Returning to New York after Ricketts’s funeral, Steinbeck was dealt another blow – Gwyn wanted a divorce.  That plus the shock of losing Ricketts plunged Steinbeck into a long depression.  Returning to the cabin in Pacific Grove, he buried himself in his work.

In 1949, Steinbeck was introduced to Elaine Scott; they married in December 1950, and moved to New York, where they would live for the next 13 years.

Elaine and John

In 1951, Steinbeck began to work on the novel he had been planning for years, his “big work” – ‘East of Eden’.  In the diary he wrote alongside the novel (which was later published as ‘Journal of a Novel: The East of Eden Letters’), he explained: “I am choosing to write this book to my sons.  They are little boys now and they will never know what they came from through me, unless I tell them … I want them to know how it was, I want to tell them directly, and perhaps by speaking directly to them I shall speak directly to other people … And so I will tell them one of the greatest, perhaps the greatest story of all – the story of good and evil, of strength and weakness, of love and hate, of beauty and ugliness … I shall tell them this story against the background of the county I grew up in.

‘East of Eden’ is set in the Salinas Valley, and is roughly based on Steinbeck’s own family history, specifically his maternal ancestors, the Hamiltons, who had settled in California.  It took him nearly a year to complete, and was published in 1952.

After this ‘big work’, Steinbeck was finally able to concentrate on one of his life-long ambitions – writing a translation of Thomas Malory’s ‘Le Morte D’Arthur’ for modern readers.  To this end, he and Elaine spent ten months in Somerset, in England, gathering material and working.  He continued his research well into the next decade; sadly the book remained incomplete.

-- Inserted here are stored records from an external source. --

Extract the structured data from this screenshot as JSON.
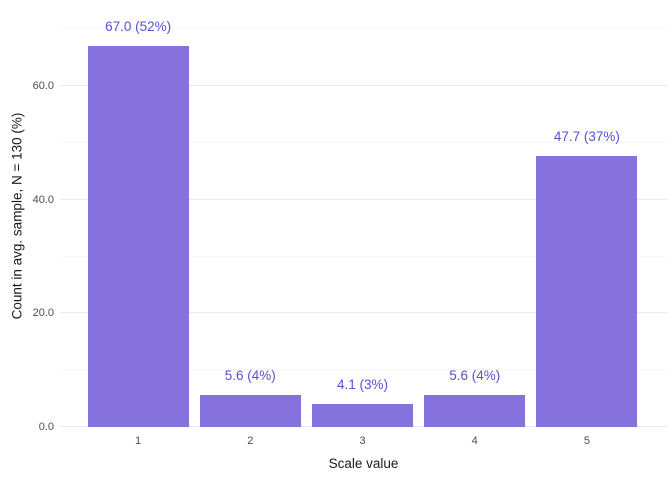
{
  "chart_data": {
    "type": "bar",
    "title": "",
    "xlabel": "Scale value",
    "ylabel": "Count in avg. sample, N = 130 (%)",
    "categories": [
      "1",
      "2",
      "3",
      "4",
      "5"
    ],
    "values": [
      67.0,
      5.6,
      4.1,
      5.6,
      47.7
    ],
    "bar_labels": [
      "67.0 (52%)",
      "5.6 (4%)",
      "4.1 (3%)",
      "5.6 (4%)",
      "47.7 (37%)"
    ],
    "percentages": [
      52,
      4,
      3,
      4,
      37
    ],
    "y_ticks": [
      {
        "label": "0.0",
        "value": 0
      },
      {
        "label": "20.0",
        "value": 20
      },
      {
        "label": "40.0",
        "value": 40
      },
      {
        "label": "60.0",
        "value": 60
      }
    ],
    "y_minor_ticks": [
      10,
      30,
      50,
      70
    ],
    "ylim": [
      0,
      74.3
    ],
    "grid": true,
    "legend": false,
    "colors": {
      "bar_fill": "#8672DC",
      "bar_label_text": "#5651D1",
      "axis_text": "#4D4D4D",
      "axis_title_text": "#1A1A1A",
      "grid_major": "#EBEBEB",
      "grid_minor": "#F5F5F5",
      "background": "#FFFFFF"
    }
  }
}
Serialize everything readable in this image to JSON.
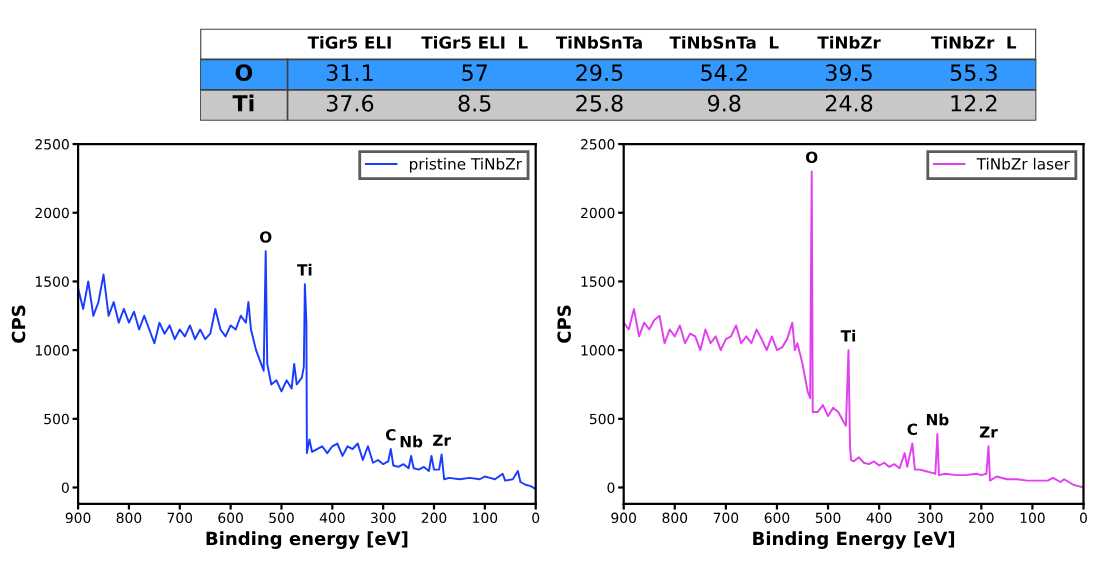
{
  "chart_data": [
    {
      "type": "other",
      "categories": [
        "TiGr5 ELI",
        "TiGr5 ELI  L",
        "TiNbSnTa",
        "TiNbSnTa  L",
        "TiNbZr",
        "TiNbZr  L"
      ],
      "data_labels": true,
      "series": [
        {
          "name": "O",
          "color": "#3399ff",
          "values": [
            31.1,
            57,
            29.5,
            54.2,
            39.5,
            55.3
          ]
        },
        {
          "name": "Ti",
          "color": "#c8c8c8",
          "values": [
            37.6,
            8.5,
            25.8,
            9.8,
            24.8,
            12.2
          ]
        }
      ]
    },
    {
      "type": "line",
      "xlabel": "Binding energy [eV]",
      "ylabel": "CPS",
      "xlim": [
        900,
        0
      ],
      "ylim": [
        -120,
        2500
      ],
      "xticks": [
        900,
        800,
        700,
        600,
        500,
        400,
        300,
        200,
        100,
        0
      ],
      "yticks": [
        0,
        500,
        1000,
        1500,
        2000,
        2500
      ],
      "legend": "top right",
      "grid": false,
      "annotations": [
        {
          "text": "O",
          "x": 531,
          "y": 1720
        },
        {
          "text": "Ti",
          "x": 454,
          "y": 1480
        },
        {
          "text": "C",
          "x": 285,
          "y": 280
        },
        {
          "text": "Nb",
          "x": 245,
          "y": 230
        },
        {
          "text": "Zr",
          "x": 185,
          "y": 240
        }
      ],
      "series": [
        {
          "name": "pristine TiNbZr",
          "color": "#1a3cff",
          "x": [
            900,
            890,
            880,
            870,
            860,
            850,
            840,
            830,
            820,
            810,
            800,
            790,
            780,
            770,
            760,
            750,
            740,
            730,
            720,
            710,
            700,
            690,
            680,
            670,
            660,
            650,
            640,
            630,
            620,
            610,
            600,
            590,
            580,
            570,
            565,
            560,
            550,
            540,
            535,
            531,
            528,
            520,
            510,
            500,
            490,
            480,
            475,
            470,
            460,
            456,
            454,
            451,
            450,
            445,
            440,
            430,
            420,
            410,
            400,
            390,
            380,
            370,
            360,
            350,
            340,
            330,
            320,
            310,
            300,
            290,
            285,
            280,
            270,
            260,
            250,
            245,
            240,
            230,
            220,
            210,
            205,
            200,
            190,
            185,
            180,
            170,
            150,
            130,
            110,
            100,
            90,
            80,
            65,
            60,
            45,
            35,
            30,
            20,
            10,
            0
          ],
          "values": [
            1450,
            1300,
            1500,
            1250,
            1350,
            1550,
            1250,
            1350,
            1200,
            1300,
            1200,
            1280,
            1150,
            1250,
            1150,
            1050,
            1200,
            1120,
            1180,
            1080,
            1150,
            1100,
            1180,
            1080,
            1150,
            1080,
            1120,
            1300,
            1150,
            1100,
            1180,
            1150,
            1250,
            1200,
            1350,
            1150,
            1000,
            900,
            850,
            1720,
            900,
            750,
            780,
            700,
            780,
            720,
            900,
            750,
            800,
            880,
            1480,
            1200,
            250,
            350,
            260,
            280,
            300,
            250,
            300,
            320,
            230,
            300,
            280,
            320,
            200,
            300,
            180,
            200,
            170,
            190,
            280,
            160,
            150,
            170,
            140,
            230,
            140,
            130,
            150,
            120,
            230,
            130,
            130,
            240,
            60,
            70,
            60,
            70,
            60,
            80,
            70,
            60,
            100,
            50,
            60,
            120,
            40,
            20,
            10,
            -10
          ]
        }
      ]
    },
    {
      "type": "line",
      "xlabel": "Binding Energy [eV]",
      "ylabel": "CPS",
      "xlim": [
        900,
        0
      ],
      "ylim": [
        -120,
        2500
      ],
      "xticks": [
        900,
        800,
        700,
        600,
        500,
        400,
        300,
        200,
        100,
        0
      ],
      "yticks": [
        0,
        500,
        1000,
        1500,
        2000,
        2500
      ],
      "legend": "top right",
      "grid": false,
      "annotations": [
        {
          "text": "O",
          "x": 532,
          "y": 2300
        },
        {
          "text": "Ti",
          "x": 460,
          "y": 1000
        },
        {
          "text": "C",
          "x": 335,
          "y": 320
        },
        {
          "text": "Nb",
          "x": 286,
          "y": 390
        },
        {
          "text": "Zr",
          "x": 186,
          "y": 300
        }
      ],
      "series": [
        {
          "name": "TiNbZr laser",
          "color": "#e040f0",
          "x": [
            900,
            890,
            880,
            870,
            860,
            850,
            840,
            830,
            820,
            810,
            800,
            790,
            780,
            770,
            760,
            750,
            740,
            730,
            720,
            710,
            700,
            690,
            680,
            670,
            660,
            650,
            640,
            630,
            620,
            610,
            600,
            590,
            580,
            570,
            565,
            560,
            550,
            540,
            535,
            532,
            530,
            520,
            510,
            500,
            490,
            480,
            470,
            465,
            460,
            457,
            455,
            450,
            440,
            430,
            420,
            410,
            400,
            390,
            380,
            370,
            360,
            350,
            345,
            335,
            330,
            320,
            310,
            300,
            290,
            286,
            283,
            270,
            250,
            230,
            210,
            200,
            190,
            186,
            183,
            170,
            150,
            130,
            110,
            90,
            70,
            60,
            45,
            38,
            20,
            10,
            0
          ],
          "values": [
            1200,
            1150,
            1300,
            1100,
            1200,
            1150,
            1220,
            1250,
            1050,
            1150,
            1100,
            1180,
            1050,
            1120,
            1100,
            1000,
            1150,
            1050,
            1100,
            1000,
            1080,
            1100,
            1180,
            1050,
            1100,
            1050,
            1150,
            1080,
            1000,
            1100,
            1000,
            1020,
            1080,
            1200,
            1000,
            1050,
            900,
            700,
            650,
            2300,
            550,
            550,
            600,
            520,
            580,
            550,
            480,
            450,
            1000,
            300,
            200,
            190,
            220,
            180,
            170,
            190,
            160,
            180,
            150,
            170,
            140,
            250,
            150,
            320,
            130,
            130,
            120,
            110,
            100,
            390,
            90,
            100,
            90,
            90,
            100,
            90,
            100,
            300,
            50,
            80,
            60,
            60,
            50,
            50,
            50,
            70,
            40,
            60,
            20,
            10,
            0
          ]
        }
      ]
    }
  ]
}
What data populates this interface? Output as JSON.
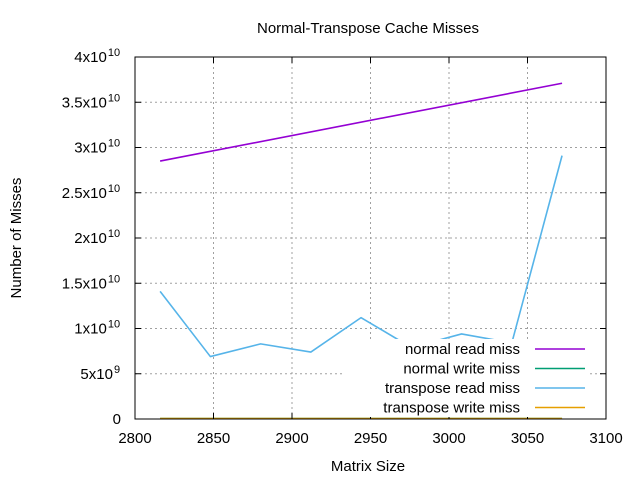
{
  "chart_data": {
    "type": "line",
    "title": "Normal-Transpose Cache Misses",
    "xlabel": "Matrix Size",
    "ylabel": "Number of Misses",
    "xlim": [
      2800,
      3100
    ],
    "ylim": [
      0,
      40000000000
    ],
    "grid": true,
    "legend_position": "bottom-right",
    "x_ticks": [
      {
        "value": 2800,
        "label": "2800"
      },
      {
        "value": 2850,
        "label": "2850"
      },
      {
        "value": 2900,
        "label": "2900"
      },
      {
        "value": 2950,
        "label": "2950"
      },
      {
        "value": 3000,
        "label": "3000"
      },
      {
        "value": 3050,
        "label": "3050"
      },
      {
        "value": 3100,
        "label": "3100"
      }
    ],
    "y_ticks": [
      {
        "value": 0,
        "mantissa": "0",
        "exp": ""
      },
      {
        "value": 5000000000,
        "mantissa": "5x10",
        "exp": "9"
      },
      {
        "value": 10000000000,
        "mantissa": "1x10",
        "exp": "10"
      },
      {
        "value": 15000000000,
        "mantissa": "1.5x10",
        "exp": "10"
      },
      {
        "value": 20000000000,
        "mantissa": "2x10",
        "exp": "10"
      },
      {
        "value": 25000000000,
        "mantissa": "2.5x10",
        "exp": "10"
      },
      {
        "value": 30000000000,
        "mantissa": "3x10",
        "exp": "10"
      },
      {
        "value": 35000000000,
        "mantissa": "3.5x10",
        "exp": "10"
      },
      {
        "value": 40000000000,
        "mantissa": "4x10",
        "exp": "10"
      }
    ],
    "series": [
      {
        "name": "normal read miss",
        "color": "#9400d3",
        "x": [
          2816,
          3072
        ],
        "y": [
          28500000000,
          37100000000
        ]
      },
      {
        "name": "normal write miss",
        "color": "#009e73",
        "x": [
          2816,
          3072
        ],
        "y": [
          50000000,
          50000000
        ]
      },
      {
        "name": "transpose read miss",
        "color": "#56b4e9",
        "x": [
          2816,
          2848,
          2880,
          2912,
          2944,
          2976,
          3008,
          3040,
          3072
        ],
        "y": [
          14100000000,
          6900000000,
          8300000000,
          7400000000,
          11200000000,
          7900000000,
          9400000000,
          8400000000,
          29100000000
        ]
      },
      {
        "name": "transpose write miss",
        "color": "#e69f00",
        "x": [
          2816,
          3072
        ],
        "y": [
          50000000,
          50000000
        ]
      }
    ]
  }
}
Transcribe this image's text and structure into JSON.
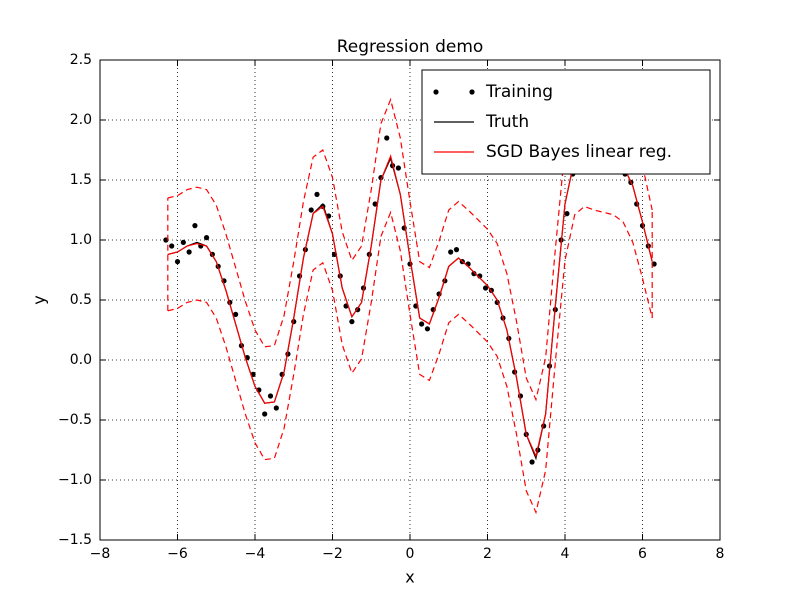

In 1960, Steinbeck decided to travel across America in his camper van, with his standard poodle, Charley, for company.  His aim was to remain anonymous, and meet as many people as he could in truck stops, bars and diners.  The resulting book, ‘Travels with Charley’, was published in 1962.  In it he wrote that the journey was born of his realisation that he no longer knew his own country – “I, an American writer, writing about America, was working from memory, and the memory at best is a faulty, warpy reservoir.  I had not heard the speech of America, smelled the grass and trees and sewage, seen its hills and water, its color and quality of light.  I knew the changes only from books and newspapers.  But more than this, I had not felt the country for twenty-five years.

In 1962, Steinbeck was awarded the Nobel Prize for Literature for his “realistic and imaginative writing, combining as it does sympathetic humour and social perception …” ~ Anders Osterling, Permanent Secretary of the Swedish Academy.

In 1964, President Lyndon B Johnson, with whom Steinbeck was personally acquainted, awarded the writer the Presidential Medal of Freedom. 

Despite his failing health, Steinbeck travelled to Vietnam for Newsday in 1967 to report on the Vietnam War.  He was uncharacteristically supportive of the conflict; this could have been because both his sons were serving in the war.

Suffering a series of, what appeared to be, mini-strokes, Steinbeck died on 2h December 1968 at his home in New York City, aged only sixty-six.

I admire Steinbeck’s talent for capturing people; in a few words, he can convey the essence of the person.  I find his style easy, in that it’s easy to read, not that it’s lazily written – for me, reading a Steinbeck novel is like having it read to me.  The characters speak ‘out loud’, they come alive on the page.  And that’s what I try and strive for in my writing, well-drawn characters who speak like you would expect real people to speak.